In study I the growth factor coating was applied on the surface of a porous coated titanium alloy implant and compared with a porous coated titanium alloy implant not coated with the growth factors. The implant model was an unloaded gap model, and situated in the proximal humerus of mature dogs. The observation period was 4 weeks, and the bone-implant specimens were evaluated by mechanical and histomorphometric tests. The fixation of the growth factor coated implants was two-fold higher than the fixation of the control implants without the growth factor coating. There was 2,5 times more bone on the surface of the growth factor implants than the controls, a 30 % median raise in inner zone gap healing and a 2-fold raise in outer zone gap healing. No fibrous tissue was found on the growth factor treated implants.

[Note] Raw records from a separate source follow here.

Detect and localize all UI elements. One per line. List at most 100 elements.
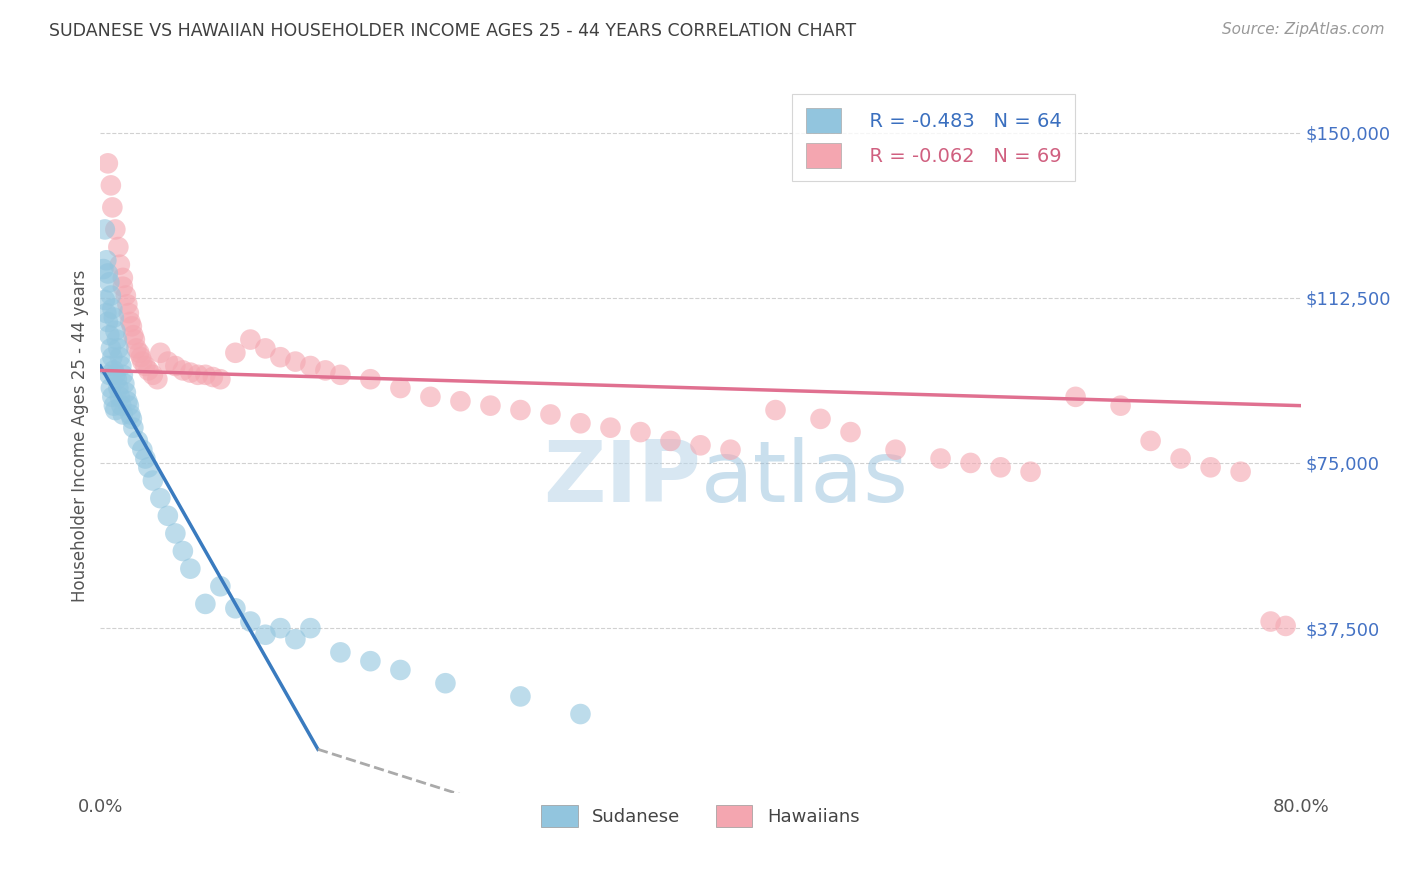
Point bbox=[179, 562, 201, 576]
Point bbox=[98, 368, 121, 382]
Point bbox=[110, 359, 132, 373]
Point bbox=[1064, 390, 1087, 404]
Point bbox=[134, 359, 156, 373]
Point bbox=[97, 359, 120, 373]
Point bbox=[224, 601, 246, 615]
Point bbox=[117, 297, 139, 311]
Point bbox=[93, 262, 115, 277]
Point bbox=[314, 363, 336, 377]
Point bbox=[105, 333, 128, 347]
Point bbox=[115, 385, 138, 400]
Point bbox=[129, 350, 152, 364]
Point bbox=[122, 328, 145, 343]
Point bbox=[765, 403, 787, 417]
Point bbox=[97, 267, 120, 281]
Point bbox=[599, 420, 621, 434]
Point bbox=[122, 420, 145, 434]
Point bbox=[142, 368, 165, 382]
Point bbox=[201, 370, 224, 384]
Point bbox=[434, 676, 457, 690]
Point bbox=[299, 621, 322, 635]
Point bbox=[299, 359, 322, 373]
Point bbox=[117, 394, 139, 409]
Point bbox=[111, 279, 134, 293]
Point bbox=[449, 394, 471, 409]
Point bbox=[239, 333, 262, 347]
Point bbox=[100, 288, 122, 302]
Text: ZIP: ZIP bbox=[543, 437, 700, 520]
Point bbox=[172, 363, 194, 377]
Point bbox=[104, 222, 127, 236]
Point bbox=[146, 372, 169, 386]
Point bbox=[100, 381, 122, 395]
Point bbox=[118, 306, 141, 320]
Point bbox=[329, 645, 352, 659]
Point bbox=[101, 390, 124, 404]
Point bbox=[269, 621, 291, 635]
Point bbox=[1260, 615, 1282, 629]
Point bbox=[187, 368, 209, 382]
Point bbox=[94, 293, 117, 307]
Point bbox=[209, 579, 232, 593]
Point bbox=[125, 342, 148, 356]
Point bbox=[194, 368, 217, 382]
Point bbox=[269, 350, 291, 364]
Text: SUDANESE VS HAWAIIAN HOUSEHOLDER INCOME AGES 25 - 44 YEARS CORRELATION CHART: SUDANESE VS HAWAIIAN HOUSEHOLDER INCOME … bbox=[49, 22, 856, 40]
Point bbox=[134, 451, 156, 466]
Point bbox=[121, 319, 143, 334]
Text: atlas: atlas bbox=[700, 437, 908, 520]
Point bbox=[128, 346, 150, 360]
Point bbox=[107, 240, 129, 254]
Point bbox=[630, 425, 652, 439]
Point bbox=[100, 178, 122, 193]
Point bbox=[104, 324, 127, 338]
Point bbox=[1274, 619, 1296, 633]
Point bbox=[118, 399, 141, 413]
Point bbox=[131, 442, 153, 457]
Point bbox=[127, 434, 149, 448]
Point bbox=[110, 399, 132, 413]
Point bbox=[111, 408, 134, 422]
Point bbox=[100, 342, 122, 356]
Point bbox=[111, 271, 134, 285]
Point bbox=[96, 306, 118, 320]
Point bbox=[659, 434, 682, 448]
Legend: Sudanese, Hawaiians: Sudanese, Hawaiians bbox=[534, 798, 866, 834]
Point bbox=[120, 408, 142, 422]
Point bbox=[810, 412, 832, 426]
Point bbox=[254, 628, 277, 642]
Point bbox=[103, 363, 125, 377]
Point bbox=[839, 425, 862, 439]
Point bbox=[98, 275, 121, 289]
Point bbox=[389, 663, 412, 677]
Point bbox=[149, 491, 172, 505]
Point bbox=[138, 363, 160, 377]
Point bbox=[165, 526, 187, 541]
Point bbox=[239, 615, 262, 629]
Point bbox=[209, 372, 232, 386]
Point bbox=[96, 253, 118, 268]
Point bbox=[156, 354, 179, 368]
Point bbox=[94, 222, 117, 236]
Point bbox=[124, 333, 146, 347]
Point bbox=[149, 346, 172, 360]
Point bbox=[569, 707, 592, 722]
Point bbox=[121, 412, 143, 426]
Point bbox=[103, 310, 125, 325]
Point bbox=[108, 350, 131, 364]
Point bbox=[101, 201, 124, 215]
Y-axis label: Householder Income Ages 25 - 44 years: Householder Income Ages 25 - 44 years bbox=[72, 269, 89, 601]
Point bbox=[959, 456, 981, 470]
Point bbox=[1109, 399, 1132, 413]
Point bbox=[97, 156, 120, 170]
Point bbox=[540, 408, 562, 422]
Point bbox=[689, 438, 711, 452]
Point bbox=[720, 442, 742, 457]
Point bbox=[111, 368, 134, 382]
Text: Source: ZipAtlas.com: Source: ZipAtlas.com bbox=[1222, 22, 1385, 37]
Point bbox=[97, 315, 120, 329]
Point bbox=[1229, 465, 1251, 479]
Point bbox=[1199, 460, 1222, 475]
Point bbox=[990, 460, 1012, 475]
Point bbox=[359, 372, 381, 386]
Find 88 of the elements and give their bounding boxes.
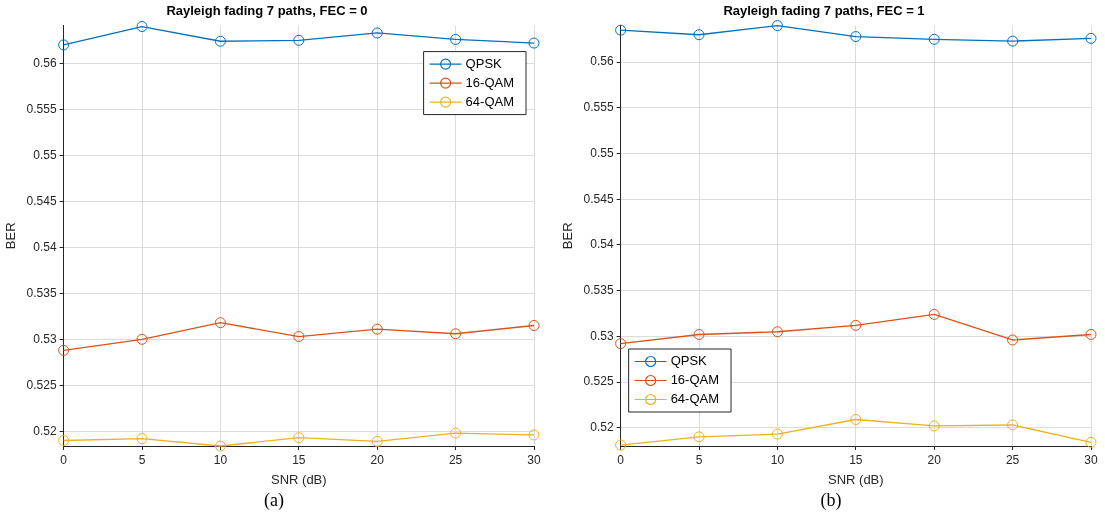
legend-label: 16-QAM — [465, 74, 515, 90]
point — [293, 331, 305, 343]
x-tick-label: 30 — [1084, 452, 1098, 467]
point — [58, 344, 70, 356]
legend-label: QPSK — [465, 55, 503, 71]
x-tick-label: 15 — [292, 452, 306, 467]
point — [1007, 419, 1019, 431]
point — [293, 34, 305, 46]
point — [693, 329, 705, 340]
text: (b) — [819, 490, 843, 511]
y-tick-label: 0.56 — [33, 55, 57, 70]
x-tick-label: 0 — [617, 452, 625, 467]
x-tick-label: 20 — [370, 452, 385, 467]
point — [214, 317, 226, 329]
x-tick-label: 10 — [213, 452, 228, 467]
x-tick-label: 25 — [448, 452, 463, 467]
y-tick-label: 0.525 — [583, 374, 614, 389]
x-tick-label: 20 — [927, 452, 942, 467]
point — [450, 328, 462, 340]
point — [928, 420, 940, 432]
y-tick-label: 0.54 — [33, 239, 57, 254]
point — [136, 21, 148, 33]
point — [528, 319, 540, 331]
legend-label: 16-QAM — [670, 372, 720, 388]
x-axis-title: SNR (dB) — [828, 471, 884, 487]
chart-title: Rayleigh fading 7 paths, FEC = 0 — [166, 3, 368, 19]
legend-label: QPSK — [670, 353, 708, 369]
y-tick-label: 0.535 — [583, 282, 614, 297]
point — [450, 427, 462, 439]
point — [850, 31, 862, 43]
legend-label: 64-QAM — [465, 93, 515, 109]
point — [771, 428, 783, 440]
point — [293, 432, 305, 444]
y-tick-label: 0.545 — [583, 191, 614, 206]
y-tick-label: 0.53 — [33, 331, 57, 346]
point — [693, 29, 705, 41]
point — [58, 434, 70, 446]
y-tick-label: 0.525 — [26, 377, 57, 392]
point — [1085, 329, 1097, 340]
point — [1085, 32, 1097, 44]
x-tick-label: 25 — [1005, 452, 1020, 467]
y-axis-title: BER — [3, 222, 19, 250]
point — [928, 308, 940, 320]
legend-label: 64-QAM — [670, 391, 720, 407]
point — [928, 33, 940, 45]
point — [1007, 35, 1019, 47]
x-axis-title: SNR (dB) — [271, 471, 327, 487]
y-tick-label: 0.56 — [590, 54, 614, 69]
point — [615, 439, 627, 451]
y-tick-label: 0.52 — [590, 420, 614, 435]
point — [1007, 334, 1019, 346]
point — [615, 338, 627, 350]
y-tick-label: 0.535 — [26, 285, 57, 300]
y-tick-label: 0.54 — [590, 237, 614, 252]
x-tick-label: 10 — [770, 452, 785, 467]
y-tick-label: 0.53 — [590, 328, 614, 343]
point — [136, 333, 148, 345]
point — [371, 27, 383, 39]
point — [450, 33, 462, 45]
point — [771, 20, 783, 32]
point — [214, 440, 226, 452]
y-tick-label: 0.52 — [33, 423, 57, 438]
x-tick-label: 0 — [60, 452, 68, 467]
y-tick-label: 0.555 — [583, 100, 614, 115]
x-tick-label: 5 — [695, 452, 703, 467]
point — [615, 24, 627, 36]
point — [214, 35, 226, 47]
x-tick-label: 15 — [849, 452, 863, 467]
y-tick-label: 0.55 — [590, 145, 614, 160]
point — [371, 323, 383, 335]
point — [771, 326, 783, 338]
x-tick-label: 30 — [527, 452, 541, 467]
y-tick-label: 0.545 — [26, 193, 57, 208]
point — [850, 319, 862, 331]
point — [528, 37, 540, 49]
y-tick-label: 0.555 — [26, 101, 57, 116]
point — [371, 435, 383, 447]
point — [528, 429, 540, 441]
y-tick-label: 0.55 — [33, 147, 57, 162]
x-tick-label: 5 — [138, 452, 146, 467]
point — [693, 431, 705, 443]
chart-title: Rayleigh fading 7 paths, FEC = 1 — [723, 3, 925, 19]
text: (a) — [263, 490, 285, 511]
point — [136, 433, 148, 445]
point — [1085, 436, 1097, 448]
y-axis-title: BER — [560, 222, 576, 250]
point — [58, 39, 70, 51]
point — [850, 414, 862, 425]
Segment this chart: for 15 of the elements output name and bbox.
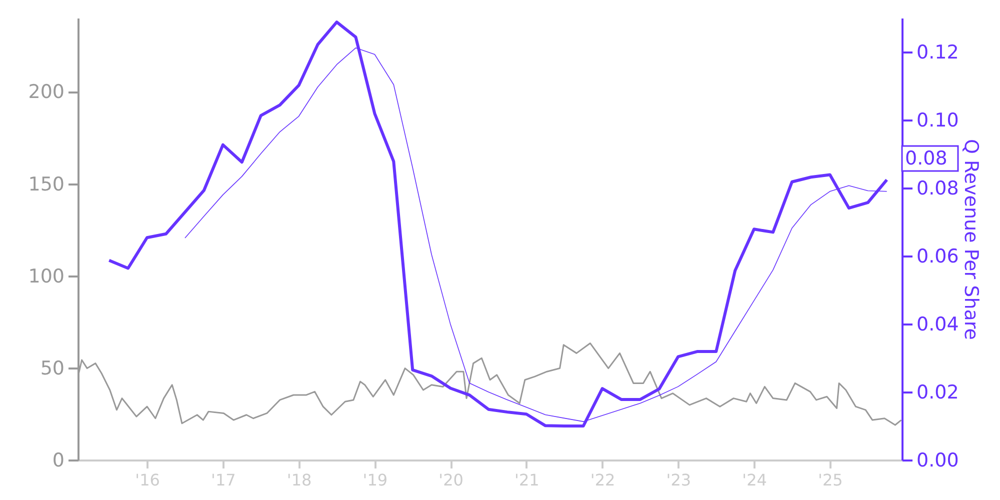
y-tick-label: 50 [40, 357, 64, 380]
text: 0.08 [905, 148, 948, 170]
y-tick-label: 150 [28, 173, 64, 196]
y-tick-label: 0 [52, 450, 64, 472]
y-tick-label: 200 [28, 81, 64, 104]
line-series [108, 20, 888, 428]
y2-tick-label: 0.08 [916, 178, 959, 200]
y2-tick-label: 0.04 [916, 314, 959, 336]
y2-tick-label: 0.00 [916, 450, 959, 472]
y-tick-label: 100 [28, 265, 64, 288]
y2-tick-label: 0.10 [916, 110, 959, 132]
y2-tick-label: 0.02 [916, 382, 959, 404]
y2-tick-label: 0.06 [916, 246, 959, 268]
y2-tick-label: 0.12 [916, 42, 959, 64]
y2-axis-title: Q Revenue Per Share [960, 139, 982, 340]
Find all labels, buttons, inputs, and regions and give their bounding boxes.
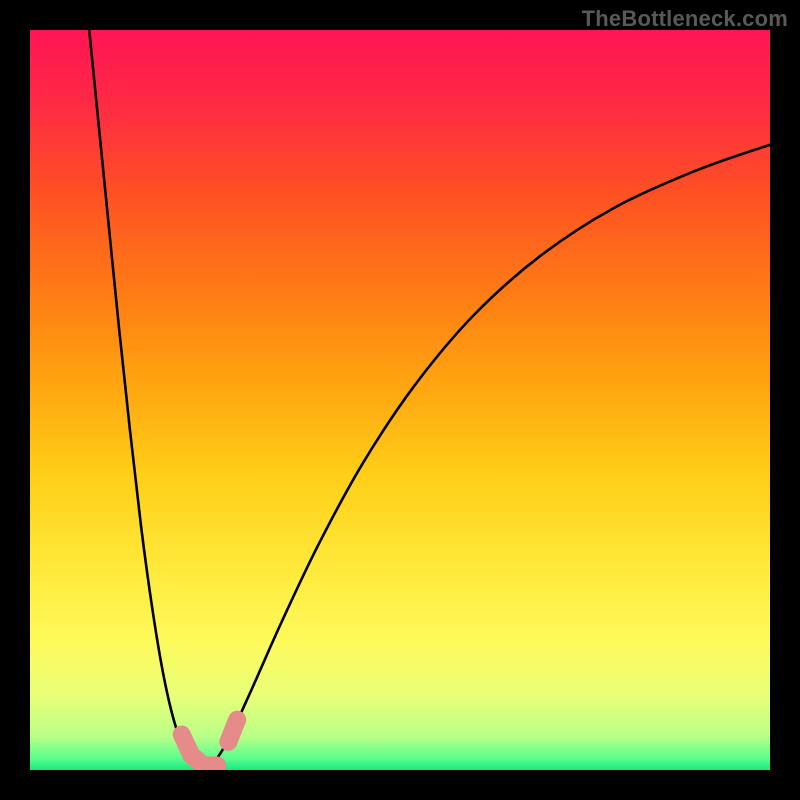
gradient-background [30,30,770,770]
chart-frame: TheBottleneck.com [0,0,800,800]
plot-svg [30,30,770,770]
marker-segment [228,720,237,742]
watermark-text: TheBottleneck.com [582,6,788,32]
plot-area [30,30,770,770]
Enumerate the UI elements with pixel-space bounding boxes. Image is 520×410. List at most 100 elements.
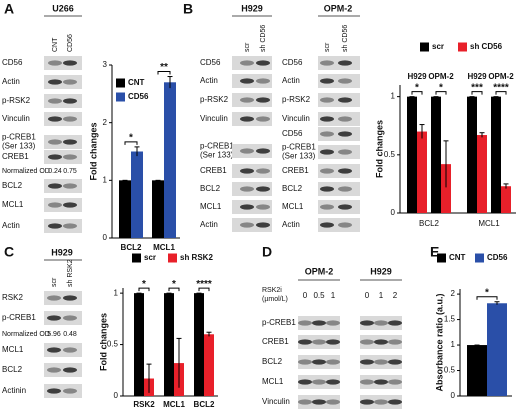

In study II the growth factor coated implants were used in a loaded gap model in the distal femurs of mature dogs. Similar implants with an additional hydroxyapatite coating was used as controls. As in study I, the observation period was 4 weeks, and the bone-implant specimens were evaluated by mechanical and histomorphometric tests. The mechanical test found all implants to be well fixed without any statistically significant differences in any of the three mechanical parameters. In contrast to the push-out test, the histomorphometric analysis found differences in tissue distribution around the implants. Bone ongrowth to the implants was 3 fold higher for HA coated implants. There was a little fibrous tissue ongrowth in 4 of the 10 HA coated implants, and no fibrous tissue on the growth factor coated implants. In the inner half of the gap, the bone volume fraction was 26% higher in the growth factor coated implant group. In the outer half of the gap, the bone volume fraction was 28% higher in the growth factor coated implant group. There were no signs of residual polymer on the implant surfaces.
In study III a porous chitosan scaffold was produced on titanium alloy implants. A standard porous coated titanium alloy implant without chitosan was used as control. The implants were inserted in the proximal tibia of dogs for 4 weeks, in an unloaded gap model. We evaluated the effect by mechanical push out test and histomorphometry. The chitosan scaffold was converted to a thick fibrous membrane that caused the implants to be fixated very poorly compared with the uncoated controls. There was 3-fold more bone around the chitosan coated implants outside of the fibrous membrane compared with the controls.
In conclusion the combination of TGF-β1 and IGF-1 coated onto the implant surface in a biodegradable carrier facilitated a markedly improved fixation and osseointegration of the porous coated titanium implants. The results with the growth factor coating are very encouraging, especially for situations were the host bone and healing potential is compromised. Further investigations are warranted to determine the best use of this promising adjuvant therapy.
The chitosan scaffold coated on the titanium implants proved to be useless for implant applications in the present form. There was however a great increase in gap healing of bone in the outer gap of the chitosan implants, and this justifies further investigation to establish whether chitosan has a potential for implant drug delivery applications.